Calendar of the Pagan Year

Paganism predates all other religions and influenced their development. Because of this, many "newer" holidays in all religions fall on dates that coincide with the celebrations of Pagan festivals that marked the major solar and lunar events on what has come to be called the Wheel of the Year. Pagan Sabbats celebrate the Sun's influence on the Earth or the seasonal growing cycle. Pagan Esbats mark the phases of the Moon and particularly the Full Moons. In Paganism, there exist major and minor days and seasons of celebration. What follows is a schedule of the major holidays.

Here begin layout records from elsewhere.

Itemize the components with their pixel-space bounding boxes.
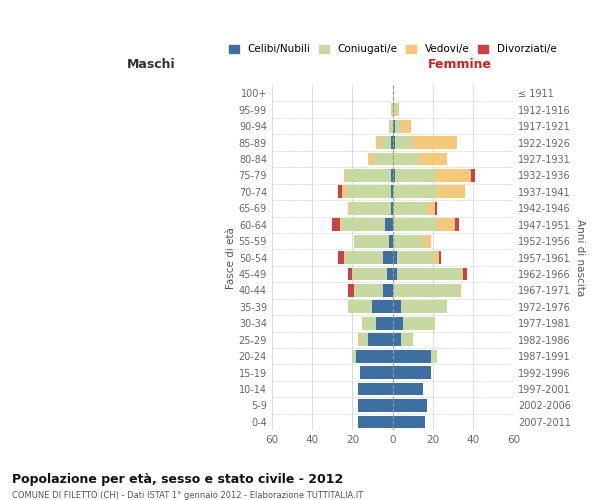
Bar [392,284,459,297]
Bar [392,104,397,116]
Bar [352,350,356,362]
Bar [392,399,427,412]
Bar [349,202,350,214]
Bar [391,136,392,149]
Bar [338,186,342,198]
Bar [368,152,374,166]
Bar [397,268,461,280]
Text: Maschi: Maschi [127,58,175,71]
Bar [385,218,392,231]
Bar [344,251,383,264]
Bar [383,284,392,297]
Bar [380,136,391,149]
Bar [340,218,385,231]
Bar [358,399,392,412]
Bar [391,202,392,214]
Bar [395,136,413,149]
Bar [332,218,340,231]
Bar [376,317,392,330]
Bar [391,104,392,116]
Bar [368,334,392,346]
Bar [392,120,395,132]
Bar [401,300,447,314]
Bar [373,300,392,314]
Bar [389,120,392,132]
Bar [350,202,391,214]
Bar [358,334,361,346]
Bar [463,268,467,280]
Bar [427,202,435,214]
Bar [435,202,437,214]
Bar [439,251,441,264]
Bar [455,218,459,231]
Bar [346,169,391,182]
Bar [392,136,395,149]
Bar [355,235,389,248]
Bar [413,136,457,149]
Bar [391,169,392,182]
Bar [435,169,471,182]
Bar [349,284,355,297]
Bar [471,169,475,182]
Bar [349,268,352,280]
Bar [395,120,401,132]
Bar [437,186,465,198]
Bar [461,268,463,280]
Legend: Celibi/Nubili, Coniugati/e, Vedovi/e, Divorziati/e: Celibi/Nubili, Coniugati/e, Vedovi/e, Di… [225,40,560,58]
Text: COMUNE DI FILETTO (CH) - Dati ISTAT 1° gennaio 2012 - Elaborazione TUTTITALIA.IT: COMUNE DI FILETTO (CH) - Dati ISTAT 1° g… [12,491,363,500]
Bar [352,268,386,280]
Bar [374,152,392,166]
Bar [358,416,392,428]
Bar [435,251,439,264]
Bar [431,350,437,362]
Bar [459,284,461,297]
Bar [392,366,431,379]
Bar [376,136,380,149]
Bar [392,317,403,330]
Y-axis label: Fasce di età: Fasce di età [226,226,236,288]
Bar [392,218,437,231]
Bar [423,235,431,248]
Bar [392,152,419,166]
Bar [401,120,411,132]
Bar [392,202,427,214]
Bar [362,317,376,330]
Bar [437,218,455,231]
Bar [392,251,397,264]
Bar [361,366,392,379]
Bar [392,334,401,346]
Bar [344,169,346,182]
Bar [392,382,423,396]
Bar [391,186,392,198]
Bar [392,268,397,280]
Bar [392,169,395,182]
Y-axis label: Anni di nascita: Anni di nascita [575,219,585,296]
Bar [397,251,435,264]
Bar [397,104,398,116]
Bar [349,300,373,314]
Bar [392,235,423,248]
Bar [392,300,401,314]
Bar [358,382,392,396]
Bar [392,416,425,428]
Bar [342,186,346,198]
Bar [346,186,391,198]
Bar [338,251,344,264]
Bar [395,169,435,182]
Bar [361,334,368,346]
Bar [419,152,447,166]
Bar [389,235,392,248]
Bar [383,251,392,264]
Bar [386,268,392,280]
Text: Femmine: Femmine [428,58,492,71]
Text: Popolazione per età, sesso e stato civile - 2012: Popolazione per età, sesso e stato civil… [12,472,343,486]
Bar [392,350,431,362]
Bar [392,186,437,198]
Bar [356,350,392,362]
Bar [403,317,435,330]
Bar [401,334,413,346]
Bar [355,284,383,297]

Pagan Calendars for 2013 & 2014

Pagan calendar for 2013

All dates correspond with the Gregorian or Western calendar.

Feb 2 - Saturday

Imbolc

Imbolc, also called Oimelc and Candlemas, celebrates the awakening of the land and the steadily increasing power of the Sun.


Mar 20 - Wednesday

Ostara - Spring Equinox - Eoster

Ostara, or the Spring Equinox, celebrates the renewed life of the Earth in the Spring.


May 1 - Wednesday

Beltaine - Beltane

Pagans celebrate Beltaine with maypole dances that symbolize the mystery of the Sacred Marriage of Goddess and God.


Jun 21 - Friday

Midsummer - Summer Solstice - Litha

Midsummer marks the longest day of the year


Aug 1 - Thursday

Lughnasadh - Lammas

Lughnasadh is a harvest festival of Celtic origin that splits the year into four.


Sep 22 - Sunday

Mabon - Autumn Equinox

Mabon marks that time of the year when day and night are of equal length.


Oct 31 - Thursday

Samhain (Hallowe'en)

Samhain (pronounced 'sow'inn') marks the Feast of the Dead. Many Pagans also celebrate it as the old Celtic New Year.


Dec 21 - Saturday

Winter Solstice - Yule

Yule marks the winter solstice, when the sun is reborn and new life begins through the love of the Gods. In the Northern Tradition, Yule marks the New Year.


Pagan calendar for 2014

Feb 2 - Sunday

Imbolc

Imbolc, also called Oimelc and Candlemas, celebrates the awakening of the land and the steadily increasing power of the Sun.


Mar 20 - Thursday

Ostara - Spring Equinox - Eoster

Ostara, or the Spring Equinox, celebrates the renewed life of the Earth in the Spring.


May 1 - Thursday

Beltaine - Beltane

Pagans celebrate Beltaine with maypole dances that symbolize the mystery of the Sacred Marriage of Goddess and God.


Jun 21 - Saturday

Midsummer - Summer Solstice - Litha

Midsummer marks the longest day of the year


Aug 1 - Friday

Lughnasadh - Lammas

Lughnasadh is a harvest festival of Celtic origin that splits the year into four.


Sep 23 - Tuesday

Mabon - Autumn Equinox

Mabon marks that time of the year when day and night are of equal length.


Oct 3 - Friday

Samhain (Hallowe'en)

Samhain (pronounced 'sow'inn') marks the Feast of the Dead. Many Pagans also celebrate it as the old Celtic New Year.


Dec 21 - Sunday

Winter Solstice - Yule

Yule marks the winter solstice, when the sun is reborn and new life begins through the love of the Gods. In the Northern Tradition, Yule marks the New Year.